Boğazın dışı kalaylı, içi vayvaylı

Gezi Kalkışması döneminin yalanları yine ortalarda dolaşmaya başladı. Vay efendim, polis, aracını öğrencilerin üzerine sürmüş, beyin travması geçirenler varmış, bir bacımızın başörtüsü çözülmüş de polis bağlamasına izin vermemişmiş… Bu yalanların FETÖ’cü hesaplar tarafından köpürtülüyor olması, oyunun amacını görmemize fazlasıyla yeterli aslında.

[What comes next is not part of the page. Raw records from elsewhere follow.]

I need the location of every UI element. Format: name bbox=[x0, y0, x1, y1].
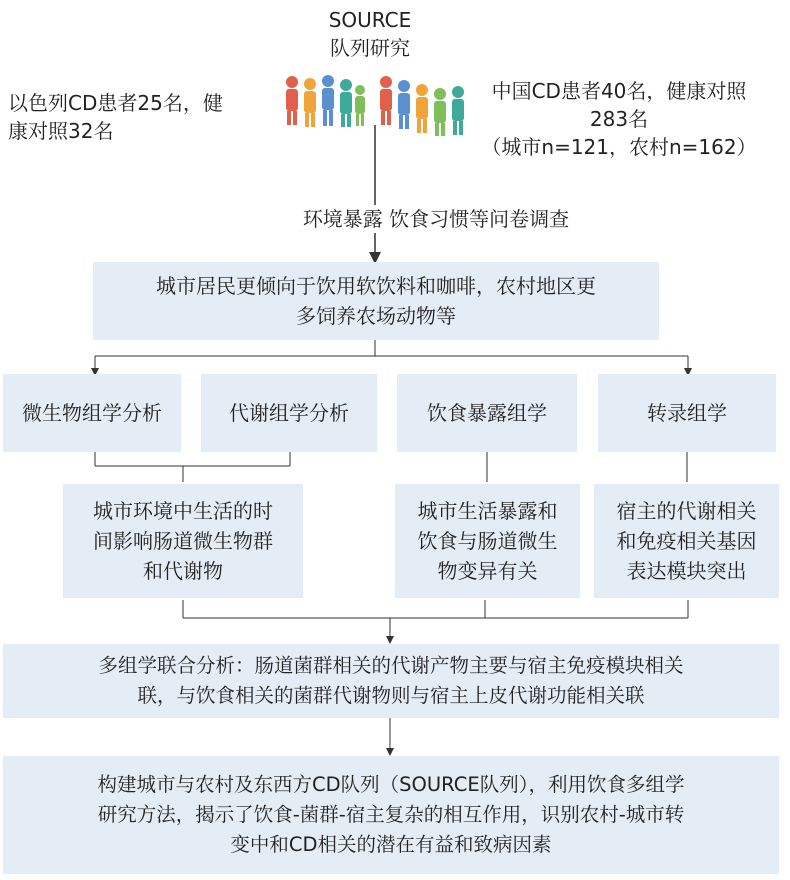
multiomics-box bbox=[3, 644, 779, 718]
microbiome-analysis-box: 微生物组学分析 bbox=[3, 374, 181, 452]
china-line-1: 中国CD患者40名，健康对照 bbox=[491, 79, 747, 103]
people-group-icon-left bbox=[280, 70, 370, 130]
urban-diet-line-2: 饮食与肠道微生 bbox=[417, 529, 558, 553]
host-gene-result-box bbox=[594, 484, 779, 598]
host-line-1: 宿主的代谢相关 bbox=[616, 499, 757, 523]
urban-env-line-1: 城市环境中生活的时 bbox=[93, 499, 273, 523]
urban-diet-line-3: 物变异有关 bbox=[437, 559, 538, 583]
israel-cohort-text bbox=[8, 89, 278, 145]
host-line-3: 表达模块突出 bbox=[626, 559, 747, 583]
china-cohort-text bbox=[458, 77, 780, 161]
israel-line-1: 以色列CD患者25名，健 bbox=[8, 91, 223, 115]
conclusion-line-1: 构建城市与农村及东西方CD队列（SOURCE队列），利用饮食多组学 bbox=[97, 773, 685, 796]
host-line-2: 和免疫相关基因 bbox=[616, 529, 757, 553]
china-line-3: （城市n=121，农村n=162） bbox=[481, 135, 757, 159]
urban-env-line-2: 间影响肠道微生物群 bbox=[93, 529, 273, 553]
urban-diet-line-1: 城市生活暴露和 bbox=[417, 499, 558, 523]
china-line-2: 283名 bbox=[589, 107, 649, 131]
diet-exposome-box: 饮食暴露组学 bbox=[397, 374, 577, 452]
finding-box bbox=[93, 262, 659, 340]
conclusion-line-2: 研究方法，揭示了饮食-菌群-宿主复杂的相互作用，识别农村-城市转 bbox=[97, 803, 685, 826]
urban-env-line-3: 和代谢物 bbox=[143, 559, 223, 583]
conclusion-box bbox=[3, 756, 779, 874]
finding-line-1: 城市居民更倾向于饮用软饮料和咖啡，农村地区更 bbox=[156, 274, 596, 298]
metabolome-analysis-box: 代谢组学分析 bbox=[201, 374, 377, 452]
multiomics-line-1: 多组学联合分析：肠道菌群相关的代谢产物主要与宿主免疫模块相关 bbox=[98, 654, 684, 677]
urban-diet-result-box bbox=[395, 484, 580, 598]
conclusion-line-3: 变中和CD相关的潜在有益和致病因素 bbox=[230, 833, 552, 856]
title-line-1: SOURCE bbox=[328, 8, 412, 32]
urban-environment-result-box bbox=[63, 484, 303, 598]
finding-line-2: 多饲养农场动物等 bbox=[296, 304, 456, 328]
survey-label: 环境暴露 饮食习惯等问卷调查 bbox=[236, 205, 636, 233]
israel-line-2: 康对照32名 bbox=[8, 119, 114, 143]
title-line-2: 队列研究 bbox=[330, 36, 410, 60]
multiomics-line-2: 联，与饮食相关的菌群代谢物则与宿主上皮代谢功能相关联 bbox=[137, 684, 645, 707]
cohort-title bbox=[310, 6, 430, 62]
transcriptome-box: 转录组学 bbox=[598, 374, 776, 452]
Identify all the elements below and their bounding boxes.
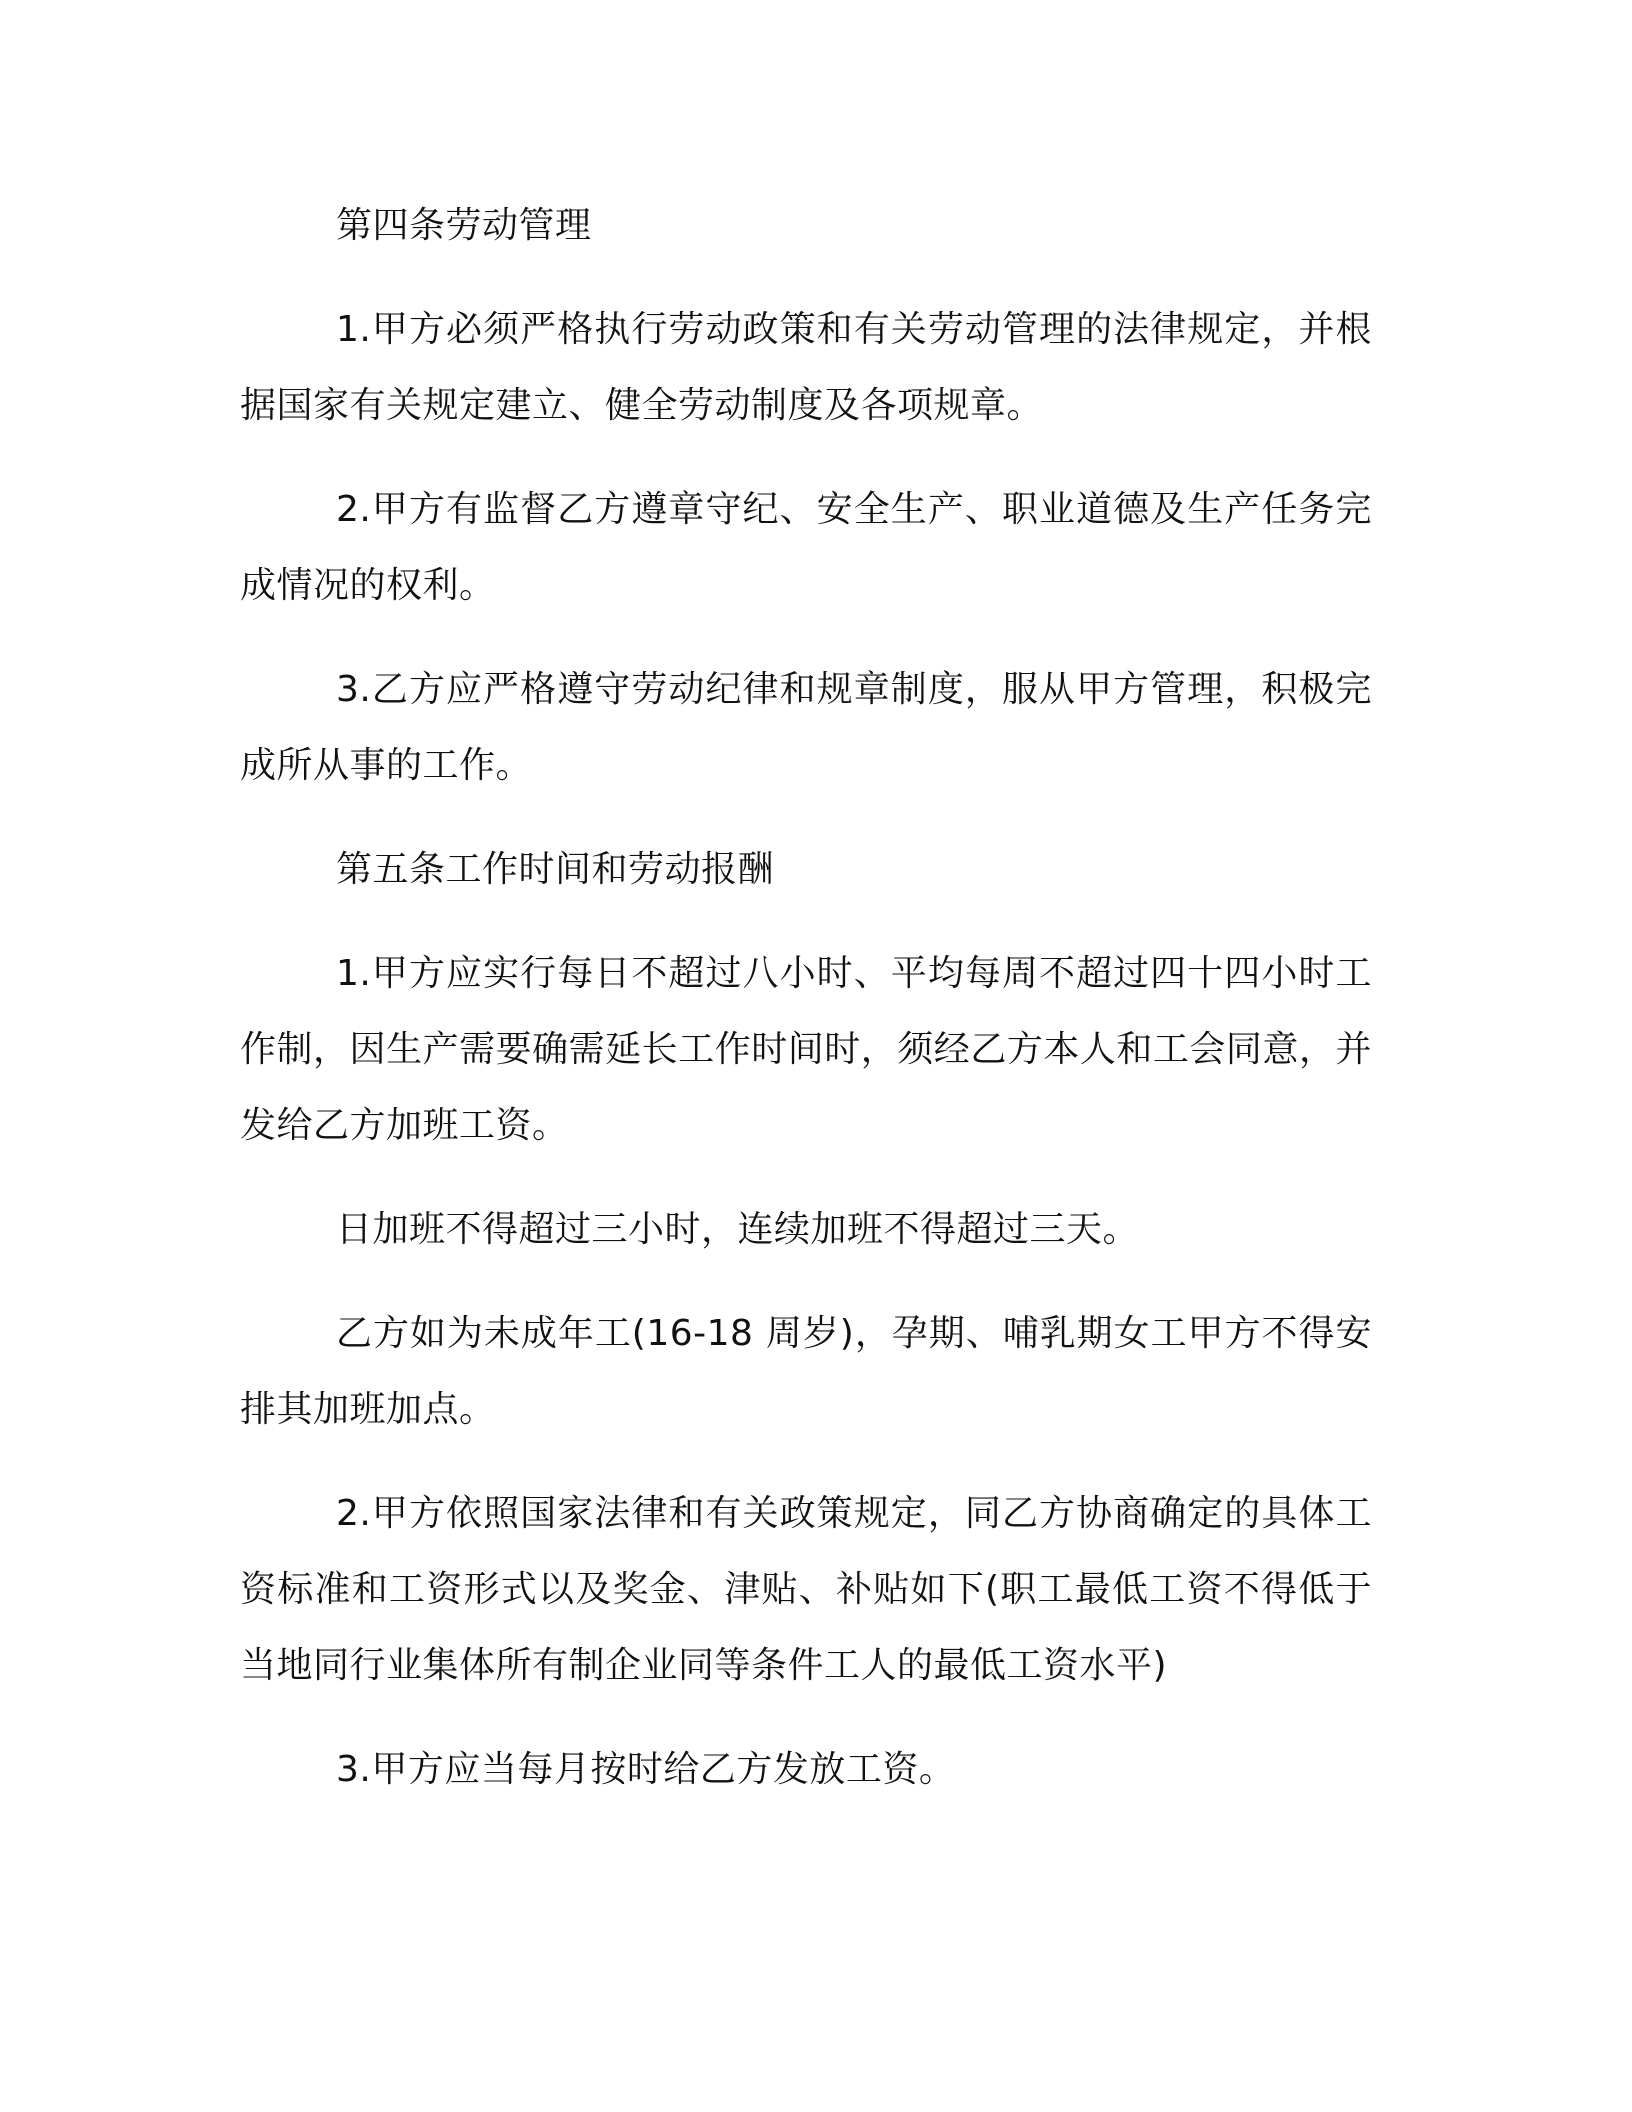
article-4-clause-3: 3.乙方应严格遵守劳动纪律和规章制度，服从甲方管理，积极完成所从事的工作。 <box>240 669 1372 786</box>
document-body <box>240 188 1372 1808</box>
article-5-overtime-limit: 日加班不得超过三小时，连续加班不得超过三天。 <box>336 1209 1140 1250</box>
article-4-heading: 第四条劳动管理 <box>336 205 592 246</box>
article-5-heading: 第五条工作时间和劳动报酬 <box>336 849 775 890</box>
article-5-clause-1: 1.甲方应实行每日不超过八小时、平均每周不超过四十四小时工作制，因生产需要确需延长工作时间时，须经乙方本人和工会同意，并发给乙方加班工资。 <box>240 953 1372 1146</box>
article-5-minor-worker-note: 乙方如为未成年工(16-18 周岁)，孕期、哺乳期女工甲方不得安排其加班加点。 <box>240 1313 1372 1430</box>
article-4-clause-2: 2.甲方有监督乙方遵章守纪、安全生产、职业道德及生产任务完成情况的权利。 <box>240 489 1372 606</box>
article-4-clause-1: 1.甲方必须严格执行劳动政策和有关劳动管理的法律规定，并根据国家有关规定建立、健全劳动制度及各项规章。 <box>240 309 1372 426</box>
article-5-clause-3: 3.甲方应当每月按时给乙方发放工资。 <box>336 1749 956 1790</box>
article-5-clause-2: 2.甲方依照国家法律和有关政策规定，同乙方协商确定的具体工资标准和工资形式以及奖金、津贴、补贴如下(职工最低工资不得低于当地同行业集体所有制企业同等条件工人的最低工资水平) <box>240 1493 1372 1686</box>
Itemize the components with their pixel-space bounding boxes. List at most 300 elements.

BİR süredir Boğaziçili öğrencilerin barışçıl eylemlerine şâhit oluyoruz basından.

“Boğaziçili öğrenciler” dediğime bakmayınız, kendilerini öyle sanıyorlar. Olaylarda gözaltına alınanların sadece üçü beşi okulun öğrencisi, diğerleri part-time çalışan sustalı örgüt militanları…

DHKP-C’lisi var, MLKP’lisi var, PKK’lısı var, var oğlu var. Arada kıvırta kıvırta renkli bayraklar sallayan LGBT’liler var. Ama okulun öğrencisi yok!

İpini koparan Boğaziçi’ne gelmiş anlayacağınız…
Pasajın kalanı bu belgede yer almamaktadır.